Die deutsche Erstaufführung von Alice Birchs [Blank] erfolgte gestern am Badischen Staatstheater, Schauspieldirektorin Anna Bergmann ergriff die Gelegenheit und inszeniert selber. Das Ergebnis ist bemerkenswert, kurzweilig und ungewöhnlich eindrucksreich. Die Regisseurin hat aus [Blank] zwei unterschiedliche, nacheinander gespielte Stücke für insgesamt 16 Schauspieler zusammengefügt, die in einer Gegenüberstellung auf ganz unterschiedliche Weise Szenen aus beschädigten Leben zeigen. Vor der Pause sieht man eine Mischung aus Psychodrama und Krimi, es geht um prekäre Zustände, Gewalt, Vergewaltigung, ein entführtes Mädchen, Mord, zwei Kommissare, einen Sozialarbeiter und eine Psychopathin. Freunde düsterer skandinavischer Krimis kommen auf ihre Kosten.
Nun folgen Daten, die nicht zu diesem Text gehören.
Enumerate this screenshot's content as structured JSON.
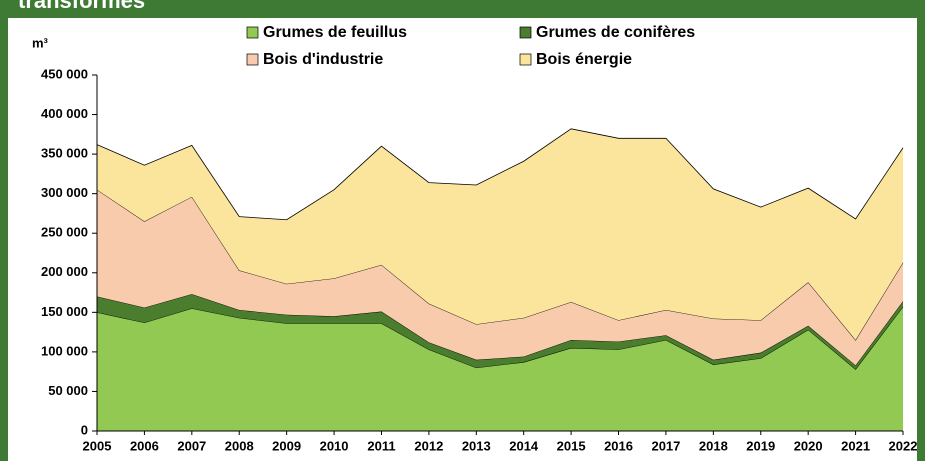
{
  "chart_data": {
    "type": "area",
    "title": "transformés",
    "y_label": "m³",
    "categories": [
      "2005",
      "2006",
      "2007",
      "2008",
      "2009",
      "2010",
      "2011",
      "2012",
      "2013",
      "2014",
      "2015",
      "2016",
      "2017",
      "2018",
      "2019",
      "2020",
      "2021",
      "2022"
    ],
    "series": [
      {
        "name": "Grumes de feuillus",
        "color": "#92c952",
        "values": [
          150000,
          137000,
          155000,
          143000,
          136000,
          136000,
          136000,
          103000,
          80000,
          87000,
          105000,
          103000,
          115000,
          84000,
          92000,
          128000,
          78000,
          157000
        ]
      },
      {
        "name": "Grumes de conifères",
        "color": "#4a7d2e",
        "values": [
          20000,
          19000,
          18000,
          10000,
          11000,
          9000,
          15000,
          9000,
          10000,
          7000,
          10000,
          10000,
          6000,
          6000,
          7000,
          5000,
          5000,
          7000
        ]
      },
      {
        "name": "Bois d'industrie",
        "color": "#f8cbad",
        "values": [
          135000,
          109000,
          123000,
          50000,
          39000,
          48000,
          59000,
          49000,
          45000,
          49000,
          48000,
          27000,
          32000,
          52000,
          41000,
          55000,
          32000,
          49000
        ]
      },
      {
        "name": "Bois énergie",
        "color": "#fbe49b",
        "values": [
          57000,
          71000,
          65000,
          68000,
          81000,
          112000,
          150000,
          153000,
          176000,
          198000,
          219000,
          230000,
          217000,
          164000,
          143000,
          119000,
          153000,
          145000
        ]
      }
    ],
    "ylim": [
      0,
      450000
    ],
    "yticks": [
      0,
      {
        "value": 50000,
        "label": "50 000"
      },
      {
        "value": 100000,
        "label": "100 000"
      },
      {
        "value": 150000,
        "label": "150 000"
      },
      {
        "value": 200000,
        "label": "200 000"
      },
      {
        "value": 250000,
        "label": "250 000"
      },
      {
        "value": 300000,
        "label": "300 000"
      },
      {
        "value": 350000,
        "label": "350 000"
      },
      {
        "value": 400000,
        "label": "400 000"
      },
      {
        "value": 450000,
        "label": "450 000"
      }
    ],
    "stacked": true
  }
}
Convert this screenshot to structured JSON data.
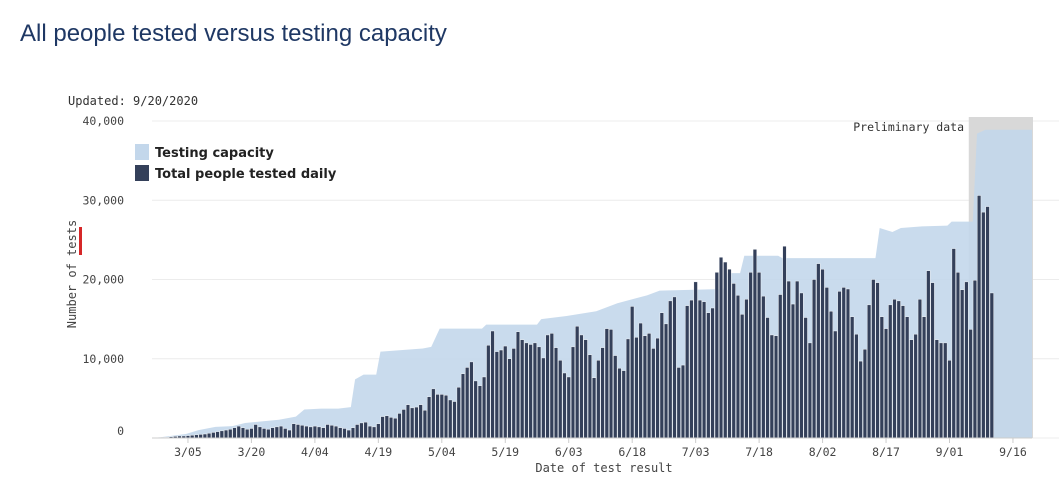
{
  "page": {
    "title": "All people tested versus testing capacity"
  },
  "chart_data": {
    "type": "bar",
    "title": "All people tested versus testing capacity",
    "subtitle": "Updated: 9/20/2020",
    "xlabel": "Date of test result",
    "ylabel": "Number of tests",
    "ylim": [
      0,
      40000
    ],
    "y_ticks": [
      0,
      10000,
      20000,
      30000,
      40000
    ],
    "y_tick_labels": [
      "0",
      "10,000",
      "20,000",
      "30,000",
      "40,000"
    ],
    "x_range": [
      "2020-02-26",
      "2020-09-20"
    ],
    "x_ticks": [
      "2020-03-05",
      "2020-03-20",
      "2020-04-04",
      "2020-04-19",
      "2020-05-04",
      "2020-05-19",
      "2020-06-03",
      "2020-06-18",
      "2020-07-03",
      "2020-07-18",
      "2020-08-02",
      "2020-08-17",
      "2020-09-01",
      "2020-09-16"
    ],
    "x_tick_labels": [
      "3/05",
      "3/20",
      "4/04",
      "4/19",
      "5/04",
      "5/19",
      "6/03",
      "6/18",
      "7/03",
      "7/18",
      "8/02",
      "8/17",
      "9/01",
      "9/16"
    ],
    "grid": true,
    "legend_position": "top-left",
    "preliminary": {
      "label": "Preliminary data",
      "from": "2020-09-07",
      "to": "2020-09-20"
    },
    "colors": {
      "capacity": "#c3d7eb",
      "tested": "#34405a",
      "preliminary_band": "#d8d8d8",
      "bar_outline": "#ffffff",
      "title": "#1f3864",
      "tick_highlight": "#d62728"
    },
    "series": [
      {
        "name": "Testing capacity",
        "kind": "area",
        "points": [
          [
            "2020-02-26",
            0
          ],
          [
            "2020-02-28",
            100
          ],
          [
            "2020-03-02",
            300
          ],
          [
            "2020-03-05",
            500
          ],
          [
            "2020-03-08",
            1000
          ],
          [
            "2020-03-12",
            1400
          ],
          [
            "2020-03-16",
            1500
          ],
          [
            "2020-03-19",
            1900
          ],
          [
            "2020-03-23",
            2100
          ],
          [
            "2020-03-27",
            2300
          ],
          [
            "2020-03-31",
            2700
          ],
          [
            "2020-04-02",
            3600
          ],
          [
            "2020-04-06",
            3700
          ],
          [
            "2020-04-10",
            3700
          ],
          [
            "2020-04-13",
            3900
          ],
          [
            "2020-04-14",
            7400
          ],
          [
            "2020-04-16",
            8000
          ],
          [
            "2020-04-19",
            8000
          ],
          [
            "2020-04-20",
            10900
          ],
          [
            "2020-04-30",
            11300
          ],
          [
            "2020-05-02",
            11500
          ],
          [
            "2020-05-04",
            13800
          ],
          [
            "2020-05-14",
            13800
          ],
          [
            "2020-05-15",
            14300
          ],
          [
            "2020-05-27",
            14300
          ],
          [
            "2020-05-28",
            15000
          ],
          [
            "2020-06-03",
            15400
          ],
          [
            "2020-06-10",
            16000
          ],
          [
            "2020-06-15",
            17000
          ],
          [
            "2020-06-22",
            18000
          ],
          [
            "2020-06-25",
            18600
          ],
          [
            "2020-07-10",
            18800
          ],
          [
            "2020-07-11",
            20800
          ],
          [
            "2020-07-14",
            20800
          ],
          [
            "2020-07-15",
            23000
          ],
          [
            "2020-07-23",
            23000
          ],
          [
            "2020-07-24",
            22700
          ],
          [
            "2020-08-15",
            22700
          ],
          [
            "2020-08-16",
            26500
          ],
          [
            "2020-08-19",
            26000
          ],
          [
            "2020-08-21",
            26500
          ],
          [
            "2020-08-26",
            26700
          ],
          [
            "2020-09-01",
            26800
          ],
          [
            "2020-09-02",
            27300
          ],
          [
            "2020-09-07",
            27300
          ],
          [
            "2020-09-08",
            38400
          ],
          [
            "2020-09-10",
            38900
          ],
          [
            "2020-09-20",
            38900
          ]
        ]
      },
      {
        "name": "Total people tested daily",
        "kind": "bar",
        "start_date": "2020-02-26",
        "values": [
          50,
          50,
          80,
          100,
          150,
          200,
          250,
          250,
          300,
          350,
          400,
          450,
          500,
          600,
          700,
          800,
          900,
          1000,
          1100,
          1300,
          1500,
          1300,
          1100,
          1200,
          1700,
          1400,
          1200,
          1100,
          1300,
          1400,
          1500,
          1200,
          1000,
          1800,
          1700,
          1600,
          1500,
          1400,
          1500,
          1400,
          1300,
          1700,
          1600,
          1500,
          1300,
          1200,
          1000,
          1300,
          1700,
          1900,
          2000,
          1500,
          1400,
          1800,
          2700,
          2800,
          2600,
          2500,
          3100,
          3600,
          4200,
          3800,
          3900,
          4200,
          3500,
          5200,
          6200,
          5500,
          5500,
          5400,
          4800,
          4600,
          6400,
          8100,
          8900,
          9600,
          7200,
          6600,
          7700,
          11700,
          13500,
          10900,
          11100,
          11600,
          10000,
          11300,
          13400,
          12400,
          12000,
          11800,
          12000,
          11500,
          10100,
          13000,
          13200,
          11400,
          9800,
          8200,
          7700,
          11500,
          14100,
          13000,
          12400,
          10500,
          7600,
          9800,
          11400,
          13800,
          13700,
          10400,
          8800,
          8500,
          12500,
          16600,
          12700,
          14500,
          12900,
          13200,
          11300,
          12600,
          15800,
          14400,
          17300,
          17800,
          8900,
          9200,
          16700,
          17400,
          19700,
          17400,
          17200,
          15800,
          16400,
          20900,
          22800,
          22200,
          21300,
          19500,
          18000,
          15600,
          17500,
          20900,
          23800,
          20900,
          17900,
          15200,
          13000,
          12900,
          18100,
          24200,
          19800,
          16900,
          19800,
          18300,
          15200,
          12000,
          20000,
          22000,
          21300,
          19000,
          16000,
          13500,
          18500,
          19000,
          18800,
          15300,
          13100,
          9700,
          11200,
          16800,
          20000,
          19600,
          15300,
          13800,
          16800,
          17500,
          17300,
          16700,
          15300,
          12400,
          13100,
          17500,
          15300,
          21100,
          19600,
          12400,
          12000,
          12000,
          9800,
          23900,
          20900,
          18700,
          19700,
          13700,
          19900,
          30600,
          28500,
          29200,
          18300
        ]
      }
    ]
  }
}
Nach der Pause wird es voyeuristisch: die meisten Schauspieler agieren splitternackt und geben unerwartete Einblicke in einer grell überzeichneten, derben Satire auf das grün-woke Selbstherrlichkeitsmilieu. Von den 16 hochmotivierten starken Schauspielern können insbesondere Antonia Mohr, Wassilissa List und Timo Tank für ihre intensiven Szenen im ersten Teil hervorgehoben werden.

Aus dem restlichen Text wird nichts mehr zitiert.